Most meningiomas are slow-growing tumours. However, the precise growth rate is difficult to assess [6]. Some SOMs grow slowly or seemingly not at all when assessed by planimetric measurement. Volumetric measurement may be a more accurate method of measurement, as tumours may grow in directions different from the planimetric axes [68, 20]. A total of 32 SOMs in our series exhibited an annual growth rate of 0.3 cm3/year.

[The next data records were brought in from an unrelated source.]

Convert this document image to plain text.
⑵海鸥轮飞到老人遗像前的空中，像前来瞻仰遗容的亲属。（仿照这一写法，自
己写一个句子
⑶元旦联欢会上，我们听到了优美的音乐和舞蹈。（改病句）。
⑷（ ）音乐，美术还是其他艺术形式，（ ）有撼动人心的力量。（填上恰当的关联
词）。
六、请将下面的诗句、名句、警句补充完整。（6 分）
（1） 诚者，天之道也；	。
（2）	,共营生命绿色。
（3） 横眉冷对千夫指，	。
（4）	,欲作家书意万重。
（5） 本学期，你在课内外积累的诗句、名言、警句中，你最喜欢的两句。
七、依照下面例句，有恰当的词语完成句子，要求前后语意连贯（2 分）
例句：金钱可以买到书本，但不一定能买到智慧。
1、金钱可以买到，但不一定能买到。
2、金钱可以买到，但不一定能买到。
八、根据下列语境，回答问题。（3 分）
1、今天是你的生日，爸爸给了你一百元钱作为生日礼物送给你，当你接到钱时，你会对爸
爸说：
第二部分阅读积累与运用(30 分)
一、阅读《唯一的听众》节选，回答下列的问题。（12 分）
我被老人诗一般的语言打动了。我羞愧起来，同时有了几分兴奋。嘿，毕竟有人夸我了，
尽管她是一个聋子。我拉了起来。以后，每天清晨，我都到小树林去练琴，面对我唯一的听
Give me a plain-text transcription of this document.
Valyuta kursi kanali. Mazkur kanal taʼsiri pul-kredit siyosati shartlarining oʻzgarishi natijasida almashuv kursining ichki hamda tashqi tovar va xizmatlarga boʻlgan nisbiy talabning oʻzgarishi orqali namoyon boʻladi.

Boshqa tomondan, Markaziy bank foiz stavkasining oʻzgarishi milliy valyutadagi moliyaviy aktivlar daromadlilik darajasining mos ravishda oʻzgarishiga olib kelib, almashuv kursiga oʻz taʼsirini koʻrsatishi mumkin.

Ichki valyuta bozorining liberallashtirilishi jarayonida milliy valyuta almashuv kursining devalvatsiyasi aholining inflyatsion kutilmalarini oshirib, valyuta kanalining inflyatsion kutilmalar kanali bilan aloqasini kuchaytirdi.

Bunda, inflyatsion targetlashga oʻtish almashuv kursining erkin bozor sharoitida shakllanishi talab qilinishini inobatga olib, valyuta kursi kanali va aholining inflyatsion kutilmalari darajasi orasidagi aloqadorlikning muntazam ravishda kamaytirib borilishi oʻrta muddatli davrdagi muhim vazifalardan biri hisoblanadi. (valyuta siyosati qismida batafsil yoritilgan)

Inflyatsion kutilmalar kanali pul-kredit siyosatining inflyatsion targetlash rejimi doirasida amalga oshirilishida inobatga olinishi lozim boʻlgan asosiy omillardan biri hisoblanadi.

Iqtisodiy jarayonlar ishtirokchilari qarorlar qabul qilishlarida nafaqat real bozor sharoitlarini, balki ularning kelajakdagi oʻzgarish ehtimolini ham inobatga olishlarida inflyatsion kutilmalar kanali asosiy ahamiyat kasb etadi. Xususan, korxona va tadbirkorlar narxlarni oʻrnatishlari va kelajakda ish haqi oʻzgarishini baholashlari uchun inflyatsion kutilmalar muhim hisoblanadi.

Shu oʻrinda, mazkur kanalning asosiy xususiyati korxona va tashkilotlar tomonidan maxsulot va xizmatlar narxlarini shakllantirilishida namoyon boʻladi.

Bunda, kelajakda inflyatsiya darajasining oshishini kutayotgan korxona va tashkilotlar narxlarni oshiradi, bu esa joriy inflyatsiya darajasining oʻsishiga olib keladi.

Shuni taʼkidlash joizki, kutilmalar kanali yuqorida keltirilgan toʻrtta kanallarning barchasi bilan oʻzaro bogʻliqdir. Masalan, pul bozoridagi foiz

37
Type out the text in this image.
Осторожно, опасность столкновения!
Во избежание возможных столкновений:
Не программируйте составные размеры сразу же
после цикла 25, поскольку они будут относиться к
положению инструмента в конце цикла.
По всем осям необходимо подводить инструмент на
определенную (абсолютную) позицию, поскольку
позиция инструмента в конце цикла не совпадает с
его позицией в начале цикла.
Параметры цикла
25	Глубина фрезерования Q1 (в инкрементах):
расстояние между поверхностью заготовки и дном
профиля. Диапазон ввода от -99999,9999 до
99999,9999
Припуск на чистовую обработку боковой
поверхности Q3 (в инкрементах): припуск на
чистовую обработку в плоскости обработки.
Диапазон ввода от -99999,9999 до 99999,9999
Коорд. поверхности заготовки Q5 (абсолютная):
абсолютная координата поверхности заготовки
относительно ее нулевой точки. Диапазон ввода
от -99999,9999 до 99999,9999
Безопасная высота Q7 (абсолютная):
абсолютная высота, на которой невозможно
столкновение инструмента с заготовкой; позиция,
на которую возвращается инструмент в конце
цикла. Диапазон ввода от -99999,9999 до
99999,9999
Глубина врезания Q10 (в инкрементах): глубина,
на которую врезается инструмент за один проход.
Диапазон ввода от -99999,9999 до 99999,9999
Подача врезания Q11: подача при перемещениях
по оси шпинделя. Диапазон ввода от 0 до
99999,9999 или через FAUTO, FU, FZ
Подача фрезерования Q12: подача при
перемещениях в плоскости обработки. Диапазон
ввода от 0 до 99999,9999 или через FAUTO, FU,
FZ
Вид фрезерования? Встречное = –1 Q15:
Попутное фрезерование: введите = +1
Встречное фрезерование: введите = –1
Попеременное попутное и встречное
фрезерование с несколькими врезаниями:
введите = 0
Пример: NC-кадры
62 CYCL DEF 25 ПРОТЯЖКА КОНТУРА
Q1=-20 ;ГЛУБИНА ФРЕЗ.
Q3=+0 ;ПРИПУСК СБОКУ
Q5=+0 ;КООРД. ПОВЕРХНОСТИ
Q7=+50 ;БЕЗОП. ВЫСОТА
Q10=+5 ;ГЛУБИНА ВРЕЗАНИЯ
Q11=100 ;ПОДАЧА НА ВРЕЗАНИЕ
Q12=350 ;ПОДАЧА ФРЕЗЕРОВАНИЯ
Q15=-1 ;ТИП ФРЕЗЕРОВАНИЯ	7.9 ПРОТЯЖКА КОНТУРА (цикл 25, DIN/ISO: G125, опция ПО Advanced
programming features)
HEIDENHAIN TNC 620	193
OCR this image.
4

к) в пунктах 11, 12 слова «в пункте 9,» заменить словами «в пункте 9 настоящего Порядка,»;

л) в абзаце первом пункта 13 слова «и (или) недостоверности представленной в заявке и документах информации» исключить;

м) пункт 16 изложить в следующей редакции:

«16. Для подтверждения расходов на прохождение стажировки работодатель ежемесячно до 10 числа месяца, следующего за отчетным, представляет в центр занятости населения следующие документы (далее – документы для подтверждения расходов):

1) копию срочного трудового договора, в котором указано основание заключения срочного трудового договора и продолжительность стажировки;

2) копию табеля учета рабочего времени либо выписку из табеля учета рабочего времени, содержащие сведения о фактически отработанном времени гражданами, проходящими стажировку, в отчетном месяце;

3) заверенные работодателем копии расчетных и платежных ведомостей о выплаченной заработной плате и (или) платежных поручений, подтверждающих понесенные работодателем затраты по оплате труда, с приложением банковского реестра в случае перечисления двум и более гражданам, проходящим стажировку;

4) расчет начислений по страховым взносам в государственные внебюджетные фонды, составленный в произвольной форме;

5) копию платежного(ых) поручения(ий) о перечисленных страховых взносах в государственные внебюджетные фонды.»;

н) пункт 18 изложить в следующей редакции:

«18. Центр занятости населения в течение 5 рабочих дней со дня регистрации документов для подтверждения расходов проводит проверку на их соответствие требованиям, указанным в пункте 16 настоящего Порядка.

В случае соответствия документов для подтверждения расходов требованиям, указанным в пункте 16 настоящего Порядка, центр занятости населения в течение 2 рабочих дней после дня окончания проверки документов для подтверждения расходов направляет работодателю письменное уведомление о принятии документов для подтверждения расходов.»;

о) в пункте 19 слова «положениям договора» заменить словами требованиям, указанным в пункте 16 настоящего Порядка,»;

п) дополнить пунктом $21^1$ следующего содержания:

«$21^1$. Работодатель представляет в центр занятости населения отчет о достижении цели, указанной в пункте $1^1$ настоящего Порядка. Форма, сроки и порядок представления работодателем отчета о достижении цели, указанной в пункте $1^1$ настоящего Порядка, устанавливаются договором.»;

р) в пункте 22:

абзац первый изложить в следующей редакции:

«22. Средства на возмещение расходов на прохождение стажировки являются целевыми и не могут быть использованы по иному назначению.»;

The growth rate of SOMs is comparable with asymptomatic meningiomas [68, 20]. SOMs often become symptomatic because of their proximity to the orbit and visual system.

Although SOMs are slow-growing tumours, some meningiomas grow much faster than others. In our series, there was a 60-fold difference between the fastest and slowest growing SOMs. Although SOMs have a tendency to grow more slowly in older patients, the initial size of the tumour and of the soft tissue component volume were the only statistically significant predictor of its growth. It is possible that the soft tissue component itself may grow more rapidly than the hyperostotic portion of the tumour.

In conclusion, SOMs are slow-growing tumours, but SOMs with larger volumes and larger soft tissue component have faster growth rates. The most common sign of SOM in this study was proptosis (93%) followed by visual deterioration (65%). In 35% of patients in this series, no visual deterioration occurred, and in 30% only mild proptosis was present despite a considerable follow-up period. In a significant number of patients, SOM remains mild; therefore, an annual follow-up examination with ophthalmologic evaluation and MRI is indicated for most patients. For patients with faster growing SOMs (>1 cm3/year), larger SOMs with large soft tissue component, or OC involvement, a follow-up examination every 6 months is indicated. Although SOMs are slow-growing tumours, in this series the mean age at diagnosis was 47.8 years and with many more years to live some SOMs may grow regrettably large in these patients preventive surgery is indicated.